IBM sells most of PC business
BEIJING — China’s biggest computer maker, Lenovo Group, said Wednesday it has acquired a majority stake in International Business Machines Corp.’s personal computer business for $1.25 billion, one of the biggest Chinese overseas acquisitions ever.
The deal shifts IBM to a peripheral role in a corner of the technology industry it pioneered.
It creates a joint venture in which Lenovo Group Ltd. takes over the IBM-brand personal computer business, including research and development and manufacturing, while IBM will keep an 18.5 percent stake in the company, said Lenovo’s chairman, Liu Chuanzhi.
The deal makes Lenovo the third-largest PC company in the world, he said.
Like other major Chinese manufacturers hoping to expand overseas, Lenovo is planning to leverage a well-known foreign brand name. Liu said the company would be entitled to freely use IBM’s brand name in five years’ time.
IBM’s computer unit had sales of nearly $13 billion over 12 months ended in September.
Lenovo, founded in 1984 by a group of scholars at the government-backed Chinese Academy of Sciences in Beijing, is China’s biggest computer maker and is also the biggest in Asia. Its shares are traded in Hong Kong.
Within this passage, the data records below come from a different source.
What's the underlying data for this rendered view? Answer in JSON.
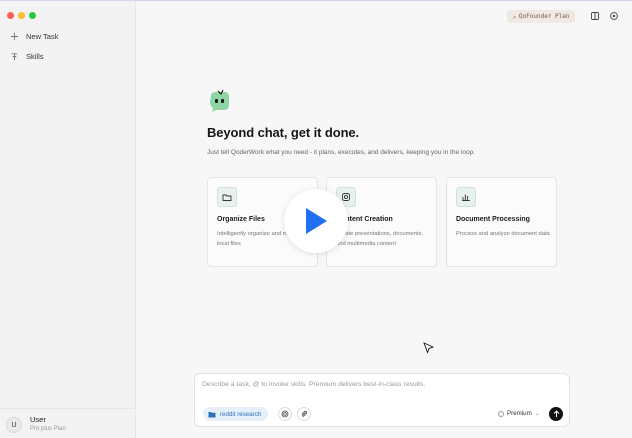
{
  "sidebar": {
    "items": [
      {
        "label": "New Task",
        "icon": "plus-icon"
      },
      {
        "label": "Skills",
        "icon": "skills-icon"
      }
    ],
    "user": {
      "avatar_letter": "U",
      "name": "User",
      "plan": "Pro plus Plan"
    }
  },
  "topbar": {
    "plan_chip": "QoFounder Plan",
    "icons": [
      "book-icon",
      "gear-icon"
    ]
  },
  "main": {
    "headline": "Beyond chat, get it done.",
    "subline": "Just tell QoderWork what you need - it plans, executes, and delivers, keeping you in the loop.",
    "cards": [
      {
        "title": "Organize Files",
        "desc": "Intelligently organize and manage local files",
        "icon": "folder-icon"
      },
      {
        "title": "Content Creation",
        "desc": "Create presentations, documents, and multimedia content",
        "icon": "instagram-icon"
      },
      {
        "title": "Document Processing",
        "desc": "Process and analyze document data",
        "icon": "chart-icon"
      }
    ]
  },
  "composer": {
    "placeholder": "Describe a task, @ to invoke skills. Premium delivers best-in-class results.",
    "skill_chip": "reddit research",
    "model": "Premium"
  },
  "colors": {
    "accent_blue": "#2b6fb8",
    "play_blue": "#1f6ff0",
    "mascot_green": "#8fd6a4",
    "card_icon_bg": "#e8f2ec"
  }
}
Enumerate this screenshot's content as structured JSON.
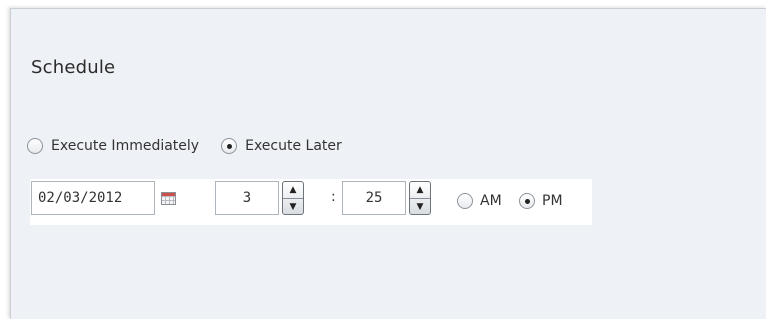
{
  "section": {
    "title": "Schedule"
  },
  "execution": {
    "options": [
      {
        "label": "Execute Immediately",
        "checked": false
      },
      {
        "label": "Execute Later",
        "checked": true
      }
    ]
  },
  "date": {
    "value": "02/03/2012",
    "icon": "calendar-icon"
  },
  "time": {
    "hour": "3",
    "separator": ":",
    "minute": "25",
    "spinner_up": "▲",
    "spinner_down": "▼",
    "meridiem": [
      {
        "label": "AM",
        "checked": false
      },
      {
        "label": "PM",
        "checked": true
      }
    ]
  }
}
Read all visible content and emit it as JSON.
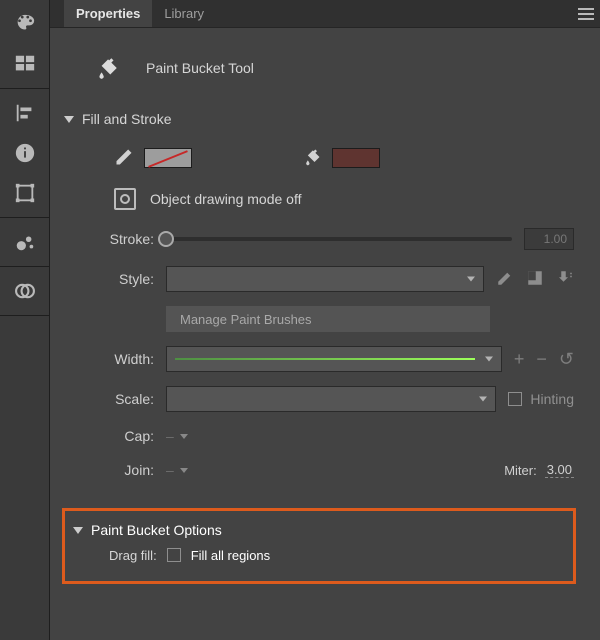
{
  "tabs": {
    "properties": "Properties",
    "library": "Library"
  },
  "tool": {
    "name": "Paint Bucket Tool"
  },
  "fillstroke": {
    "title": "Fill and Stroke",
    "mode": "Object drawing mode off",
    "stroke_label": "Stroke:",
    "stroke_value": "1.00",
    "style_label": "Style:",
    "manage_brushes": "Manage Paint Brushes",
    "width_label": "Width:",
    "scale_label": "Scale:",
    "hinting_label": "Hinting",
    "cap_label": "Cap:",
    "join_label": "Join:",
    "miter_label": "Miter:",
    "miter_value": "3.00"
  },
  "pbo": {
    "title": "Paint Bucket Options",
    "dragfill_label": "Drag fill:",
    "dragfill_option": "Fill all regions"
  }
}
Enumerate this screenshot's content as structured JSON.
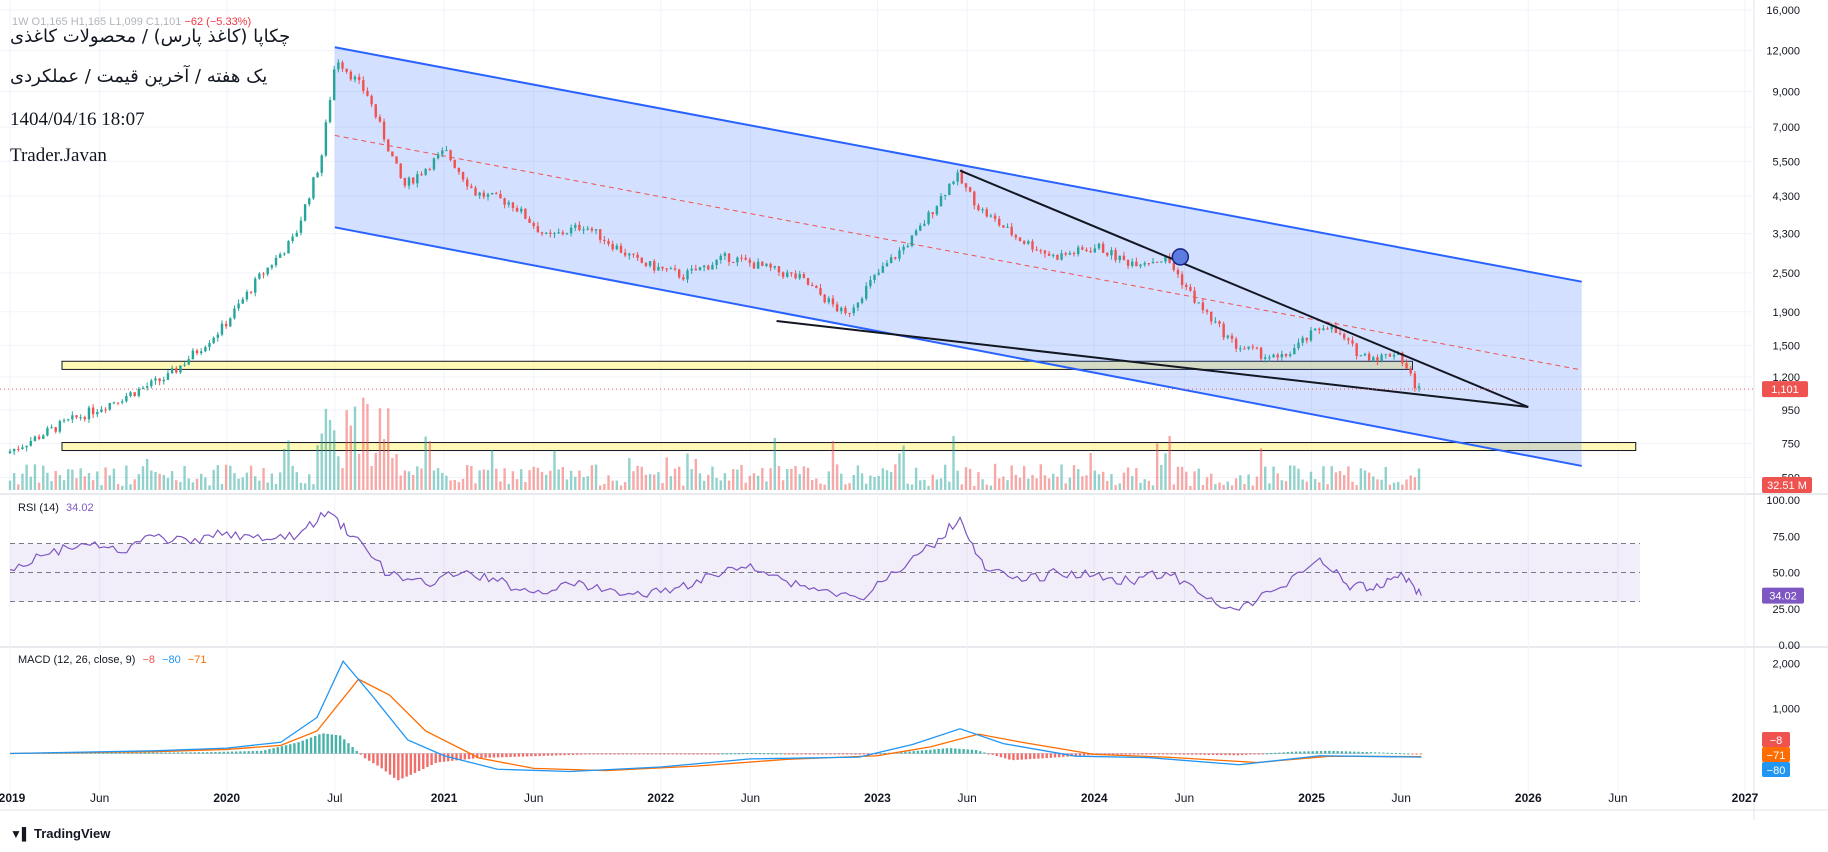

The announcement Wednesday followed reports that a deal was imminent. On Tuesday, Lenovo’s Hong Kong unit confirmed it was in talks with a “major international company in the information technology business” but hadn’t named the company, saying the negotiations were confidential.
“The bigger the baby, the more difficult the delivery,” Liu quipped when asked about the delay in making a formal announcement.
With speculation about the impending deal mounting, IBM’s stock fell $1.57 per share to $96.10 in Tuesday’s trading on the New York Stock Exchange.